Economist and author Diane Coyle runs the consultancy
Enlightenment Economics. She is Vice Chair of the BBC
Trust. She is a member of the Migration Advisory Committee,
was a member of the Browne Review of higher education
funding, and was on the Competition Commission for eight
years. Diane is also a visiting professor at the University
of Manchester.
She specialises in competition policy, network
markets, the economics of new technologies and
globalisation, including extensive work on the impacts of
mobile telephony in developing countries.
On 27 February 2012, Diane will be giving the
Joseph Rowntree Foundation Lecture
at the University of York, on ‘Inequality and
Institutional Reform’. On 18-19 May 2012, she will be
giving the
Tanner Lectures at Brasenose
College, Oxford, on ‘The Public Responsibilities of
the Economist’.
Diane is the author of several bestselling books.
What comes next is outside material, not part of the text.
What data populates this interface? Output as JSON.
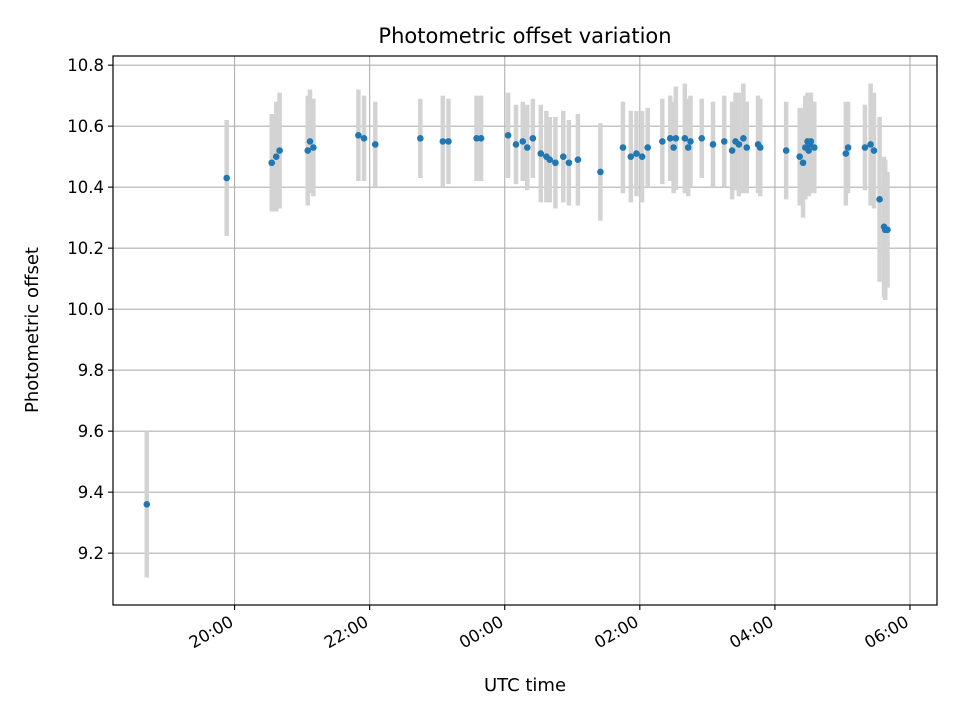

The
latest is
The Economics of Enough (March 2011,
Princeton University Press), the previous one
The
Soulful Science (Princeton University Press 2007), Her
first book was
The Weightless World (1996), one of
the very first to identify the impact of new technologies
on the economy and society. Others include
Sex, Drugs
and Economics (2002,
Paradoxes of
Prosperity (2001), and
Governing the World
Economy (2000), all translated into many languages.
She has also published numerous book chapters, reports and
articles, and was formerly a regular presenter on BBC Radio
4's
Analysis.
Diane was previously Economics Editor of The
Independent and before that worked at the Treasury and in
the private sector as an economist. She has a PhD in
economics from Harvard.
Diane was awarded an OBE in January 2009.